In generale esistono questioni strettamente politiche, che concernono la gestione dello stato, le leggi e la società civile, e poi ci sono questioni che non sono strettamente politiche. Anche queste ultime avranno un sottile sotto-testo politico, ma da qui a dire che sono propriamente, a tutti gli effetti, temi politici, e che vadano trattati come tali, ce ne passa.

No, non tutto è politica, e no, i videogiochi non sono un tema politico; certo possono essere un tema che in qualche modo è influenzato dalla politica, questo sì… Ma ciò non basta a mettere sul banco degli imputati centinaia di produttori di videogame e milioni di videogiocatori e dire/suggerire che siano sottilmente sessisti e animati da chissà quale malizia.

E forse non è questo ciò che Anita intende, mi si dirà. Forse Anita non vuole dire che ci sia un crimine, un peccato intrinseco in questi mezzi; forse non vuole dire che ci sia qualcosa di sbagliato a goderseli in leggerezza, forse non vuole mettere sotto accusa tutti i gamer maschi della terra. Forse vuole solo serenamente invitare alla riflessione su un certo tema. In effetti, a parole, lei dichiara esattamente di voler fare quello…

Ma i fatti vincono sulle parole. Se l’intento non è quello del moralista che fa il predicozzo, perché usare il format del moralista che fa il predicozzo? Perché quel mezzo? E perché quei toni polemici?

Poteva scrivere un articolo su un giornale di sociologia, invece che dare in pasto tutto alle belve di YouTube. Oppure poteva semplicemente essere più leggera, simpatica e meno ‘aggressiva’. Io non dico che di sessismo nei videogiochi non se ne debba parlare, ma magari non è il caso di presentarla come un’epica battaglia del bene contro il male e parlarne come un telepredicatore parla dei gay. L’idea non dovrebbe essere cercare gravissime colpe nei videogame, semmai riflettere su come anche in un passatempo innocente possano passare dei messaggi problematici, cui è opportuno prestare attenzione. È diverso da ciò che fa la Sarkeesian, è diverso da quella sorta di inquisizione videoludica.

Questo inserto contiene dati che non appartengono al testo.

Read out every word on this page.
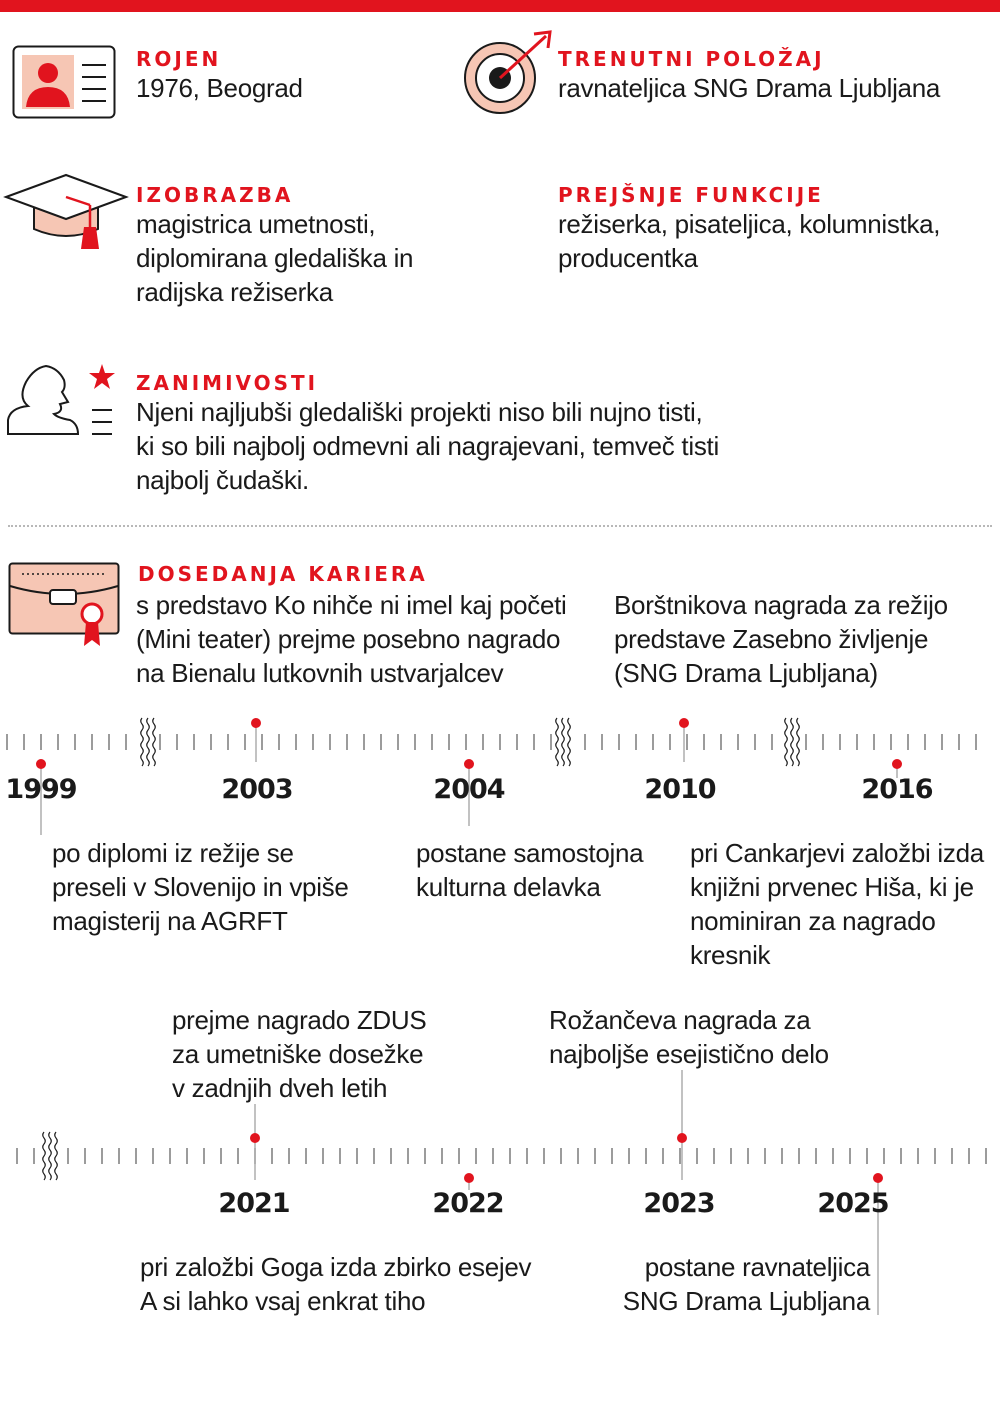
ROJEN
1976, Beograd
TRENUTNI POLOŽAJ
ravnateljica SNG Drama Ljubljana
IZOBRAZBA
magistrica umetnosti,
diplomirana gledališka in
radijska režiserka
PREJŠNJE FUNKCIJE
režiserka, pisateljica, kolumnistka,
producentka
ZANIMIVOSTI
Njeni najljubši gledališki projekti niso bili nujno tisti,
ki so bili najbolj odmevni ali nagrajevani, temveč tisti
najbolj čudaški.
DOSEDANJA KARIERA
1999	2003	2004	2010	2016
po diplomi iz režije se
preseli v Slovenijo in vpiše
magisterij na AGRFT
s predstavo Ko nihče ni imel kaj početi
(Mini teater) prejme posebno nagrado
na Bienalu lutkovnih ustvarjalcev
postane samostojna
kulturna delavka
Borštnikova nagrada za režijo
predstave Zasebno življenje
(SNG Drama Ljubljana)
pri Cankarjevi založbi izda
knjižni prvenec Hiša, ki je
nominiran za nagrado
kresnik
2021	2022	2023	2025
prejme nagrado ZDUS
za umetniške dosežke
v zadnjih dveh letih
pri založbi Goga izda zbirko esejev
A si lahko vsaj enkrat tiho
Rožančeva nagrada za
najboljše esejistično delo
postane ravnateljica
SNG Drama Ljubljana
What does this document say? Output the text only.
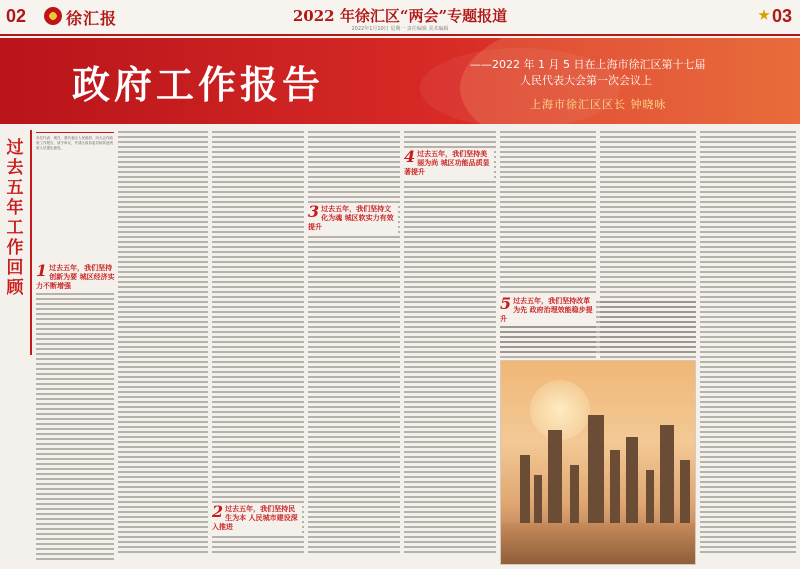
02 徐汇报	2022 年徐汇区“两会”专题报道
2022年1月10日 星期一 责任编辑 美术编辑
03
政府工作报告	——2022 年 1 月 5 日在上海市徐汇区第十七届
人民代表大会第一次会议上
上海市徐汇区区长 钟晓咏
过去五年工作回顾
各位代表：现在，我代表区人民政府，向大会作政府工作报告，请予审议，并请区政协委员和其他列席人员提出意见。
1 过去五年，我们坚持创新为要 城区经济实力不断增强
2 过去五年，我们坚持民生为本 人民城市建设深入推进
3 过去五年，我们坚持文化为魂 城区软实力有效提升
4 过去五年，我们坚持美丽为尚 城区功能品质显著提升
5 过去五年，我们坚持改革为先 政府治理效能稳步提升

In questo senso il confronto con Natalie Wynn e Lindsay Ellis è particolarmente impietoso. Natalie Wynn più che di media parla di politica tosta, fa video spesso lunghi più di un’ora su temi molto pesanti… eppure fa anche molto ridere, è ironica ed autoironica. E invece la Sarkeesian, che sta parlando di videogiochi, riesce solo ad usare quel tono da predicatore? Mai una cazzo di battuta, mai un sorriso, come stesse parlando della pandemia di coronavirus? Lindsay Ellis parla di solito di cinema, e molti dei suoi video sono di una pesantezza politica impressionante nei contenuti, oltre che a modo loro anche aggressivi: ha pubblicato, per esempio, una serie di video sul cinema di Michael Bay in cui ne ha dissezionato il maschilismo impietosamente. Oserei dire che ha distrutto Michael Bay e il suo cinema come pochi altri. Ma anche qui: l’ironia è dappertutto, e comunque l’inquadramento dei suoi video non è “adesso vi spiego il maschilismo di Michael Bay”; quei video sono presentati come semplici analisi del suo cinema, sono tecnicamente impeccabili, appassionanti, e solo quando li vedi scopri una cosa che forse non avevi notato prima: che Michael Bay è un cazzo di maschilista tossico impressionante, oltre che un regista di merda. A Lindsay Ellis non serve fare il predicozzo perché il messaggio arrivi. Tratta un tema abbastanza leggero, il cinema, con un approccio molto politico ma che rispecchia quella fondamentale leggerezza. Nei toni, Natalie Wynn addirittura riesce ad invertire il metodo di Anita: prende un tema pesante e lo alleggerisce, senza nulla togliere alla serietà del contenuto.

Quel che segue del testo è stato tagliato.